A hard landing for China’s economy?
China’s top economic planner and head of the National Development and Reform Commission (NDRC) Xu Shaoshi asserts that “China will absolutely not experience a hard landing” and that “these predictions of a hard landing are destined to come to nothing”.
The country’s economy is not headed for a hard touchdown, but the instability of the global economy may pose a risk to the efficiency of the country’s growth.
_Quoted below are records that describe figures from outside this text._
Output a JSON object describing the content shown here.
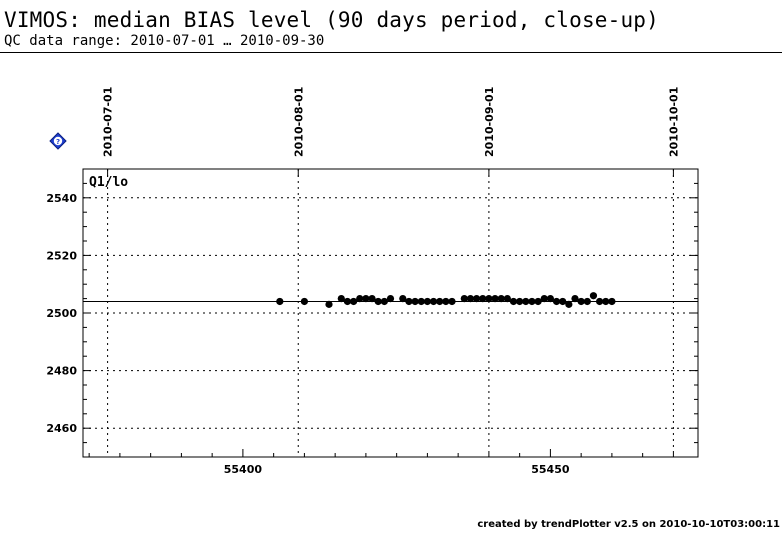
{
  "header": {
    "title": "VIMOS: median BIAS level (90 days period, close-up)",
    "subtitle": "QC data range: 2010-07-01 … 2010-09-30"
  },
  "footer": {
    "credit": "created by trendPlotter v2.5 on 2010-10-10T03:00:11"
  },
  "help_icon": "help-icon",
  "chart_data": {
    "type": "scatter",
    "title": "VIMOS: median BIAS level (90 days period, close-up)",
    "panel_label": "Q1/lo",
    "xlim": [
      55374,
      55474
    ],
    "ylim": [
      2450,
      2550
    ],
    "x_ticks": [
      55400,
      55450
    ],
    "y_ticks": [
      2460,
      2480,
      2500,
      2520,
      2540
    ],
    "top_date_ticks": [
      {
        "label": "2010-07-01",
        "mjd": 55378
      },
      {
        "label": "2010-08-01",
        "mjd": 55409
      },
      {
        "label": "2010-09-01",
        "mjd": 55440
      },
      {
        "label": "2010-10-01",
        "mjd": 55470
      }
    ],
    "reference_line": 2504,
    "grid": true,
    "colors": {
      "points": "#000000",
      "grid": "#000000"
    },
    "series": [
      {
        "x": [
          55406,
          55410,
          55414,
          55416,
          55417,
          55418,
          55419,
          55420,
          55421,
          55422,
          55423,
          55424,
          55426,
          55427,
          55428,
          55429,
          55430,
          55431,
          55432,
          55433,
          55434,
          55436,
          55437,
          55438,
          55439,
          55440,
          55441,
          55442,
          55443,
          55444,
          55445,
          55446,
          55447,
          55448,
          55449,
          55450,
          55451,
          55452,
          55453,
          55454,
          55455,
          55456,
          55457,
          55458,
          55459,
          55460
        ],
        "y": [
          2504,
          2504,
          2503,
          2505,
          2504,
          2504,
          2505,
          2505,
          2505,
          2504,
          2504,
          2505,
          2505,
          2504,
          2504,
          2504,
          2504,
          2504,
          2504,
          2504,
          2504,
          2505,
          2505,
          2505,
          2505,
          2505,
          2505,
          2505,
          2505,
          2504,
          2504,
          2504,
          2504,
          2504,
          2505,
          2505,
          2504,
          2504,
          2503,
          2505,
          2504,
          2504,
          2506,
          2504,
          2504,
          2504
        ]
      }
    ]
  }
}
China acknowledges that they have faced a tough battle to keep their global economic ranking of no.2 from growing, with an estimated of 6.5% increase in employment and restructuring state-owned enterprises over the next five years.
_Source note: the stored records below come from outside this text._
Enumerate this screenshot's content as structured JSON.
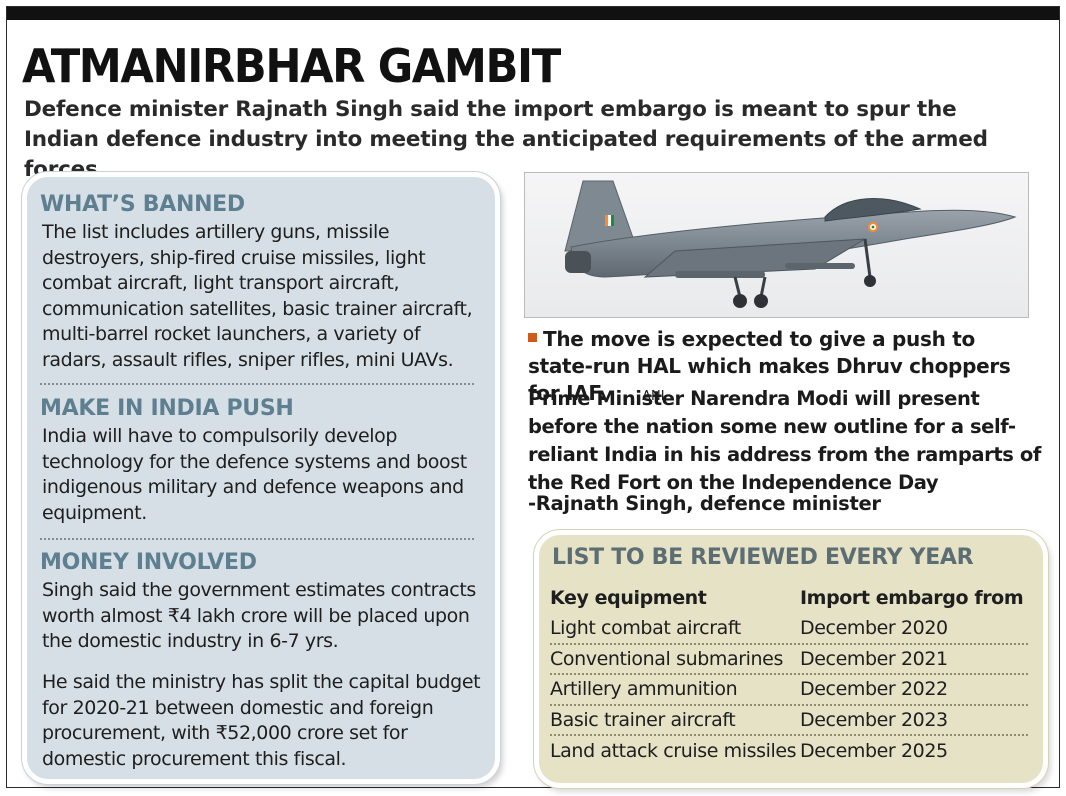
{
  "headline": "ATMANIRBHAR GAMBIT",
  "dek": "Defence minister Rajnath Singh said the import embargo is meant to spur the Indian defence industry into meeting the anticipated requirements of the armed forces",
  "sections": [
    {
      "heading": "WHAT’S BANNED",
      "paragraphs": [
        "The list includes artillery guns, missile destroyers, ship-fired cruise missiles, light combat aircraft, light transport aircraft, communication satellites, basic trainer aircraft, multi-barrel rocket launchers, a variety of radars, assault rifles, sniper rifles, mini UAVs."
      ]
    },
    {
      "heading": "MAKE IN INDIA PUSH",
      "paragraphs": [
        "India will have to compulsorily develop technology for the defence systems and boost indigenous military and defence weapons and equipment."
      ]
    },
    {
      "heading": "MONEY INVOLVED",
      "paragraphs": [
        "Singh said the government estimates contracts worth almost ₹4 lakh crore will be placed upon the domestic industry in 6-7 yrs.",
        "He said the ministry has split the capital budget for 2020-21 between domestic and foreign procurement, with ₹52,000 crore set for domestic procurement this fiscal."
      ]
    }
  ],
  "photo": {
    "caption": "The move is expected to give a push to state-run HAL which makes Dhruv choppers for IAF.",
    "credit": "ANI",
    "colors": {
      "aircraft": "#7d8790",
      "sky": "#eeeff1"
    }
  },
  "quote": {
    "text": "Prime Minister Narendra Modi will present before the nation some new outline for a self-reliant India in his address from the ramparts of the Red Fort on the Independence Day",
    "attribution": "-Rajnath Singh, defence minister"
  },
  "table": {
    "title": "LIST TO BE REVIEWED EVERY YEAR",
    "headers": [
      "Key equipment",
      "Import embargo from"
    ],
    "rows": [
      [
        "Light combat aircraft",
        "December 2020"
      ],
      [
        "Conventional submarines",
        "December 2021"
      ],
      [
        "Artillery ammunition",
        "December 2022"
      ],
      [
        "Basic trainer aircraft",
        "December 2023"
      ],
      [
        "Land attack cruise missiles",
        "December 2025"
      ]
    ]
  },
  "colors": {
    "left_panel": "#d6dfe5",
    "right_panel": "#e6e2c6",
    "section_heading": "#5d7f90",
    "bullet": "#d05a1c"
  }
}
During the 12-day annual national parliament event, the government outlined the issue of its economy transitioning from an investment and export-focused economy to one based more on services and consumption.
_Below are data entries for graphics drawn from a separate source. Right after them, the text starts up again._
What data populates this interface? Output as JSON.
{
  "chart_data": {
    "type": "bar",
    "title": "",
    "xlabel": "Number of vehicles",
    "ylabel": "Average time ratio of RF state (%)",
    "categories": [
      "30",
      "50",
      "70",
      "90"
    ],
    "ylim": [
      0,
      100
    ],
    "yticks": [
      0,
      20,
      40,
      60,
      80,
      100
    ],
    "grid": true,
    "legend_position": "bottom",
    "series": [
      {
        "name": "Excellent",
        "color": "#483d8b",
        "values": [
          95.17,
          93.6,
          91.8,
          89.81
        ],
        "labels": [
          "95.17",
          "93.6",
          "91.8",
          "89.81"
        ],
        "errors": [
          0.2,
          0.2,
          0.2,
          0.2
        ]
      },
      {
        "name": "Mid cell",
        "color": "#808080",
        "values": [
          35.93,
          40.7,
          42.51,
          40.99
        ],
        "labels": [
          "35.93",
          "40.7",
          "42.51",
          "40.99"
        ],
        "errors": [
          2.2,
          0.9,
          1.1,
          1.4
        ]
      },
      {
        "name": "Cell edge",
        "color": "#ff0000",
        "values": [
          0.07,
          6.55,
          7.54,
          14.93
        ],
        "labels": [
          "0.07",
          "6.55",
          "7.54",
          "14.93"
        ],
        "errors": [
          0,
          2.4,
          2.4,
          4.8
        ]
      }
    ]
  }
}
China’s economy increased by only 6.9% in 2015, the slowest it has progressed in a quarter of a century, but still steadily the fastest compared to other major economies.
The country has aimed to increase its growth target of 6.5% to 7% for this year, introducing a range that seems rather demanding; whilst seeking flexibility in employment growth and restructuring the “zombie companies” in their various industries.
According to Chinese Prime Minister Li Keqiang, the country’s new objectives are aimed at energy consumption, inflation, and employment opportunities. However, he did not further mention how these objectives would be met. Many investors had hoped that China would propose an assertive resolution for financial spending and prop growth, but instead the draft goal of operating an economic deficit equivalent to 3% GDP (being up from the previous annual target of 2.3%) disappointed many.
China’s massive foreign exchange reserves more than $3 trillion, but a fast decline in assets in the past 18 months with Beijing supporting the country’s currency has shaken some investors. The condition of China’s economy, and Beijing being able to facilitate it, were main talking points at an assembly of 20 financial ministers and significant bankers in Shanghai in February.
Li stated that China has the confidence and support needed to handle difficulties both locally and globally.
“In general, I think China’s economy performance has stayed at a reasonable range (since 2015)” Xu commented and added that the Chinese economy should not be viewed any longer through traditional evaluations. “First, we should look from the angle that the economy has entered the ‘new normal’ period,” he said, in which growth rates have transitioned, and the economy growth engines are progressing towards services from the investment.
According to Xinhua Official News Agency, China currently has more than 150,000 public enterprises, with the liquidity of more than $100 billion yuan, and the employment of 30 million people. The Chinese government cannot neglect the volatility of the global economy, and must put words into action in order to sustain their economic development.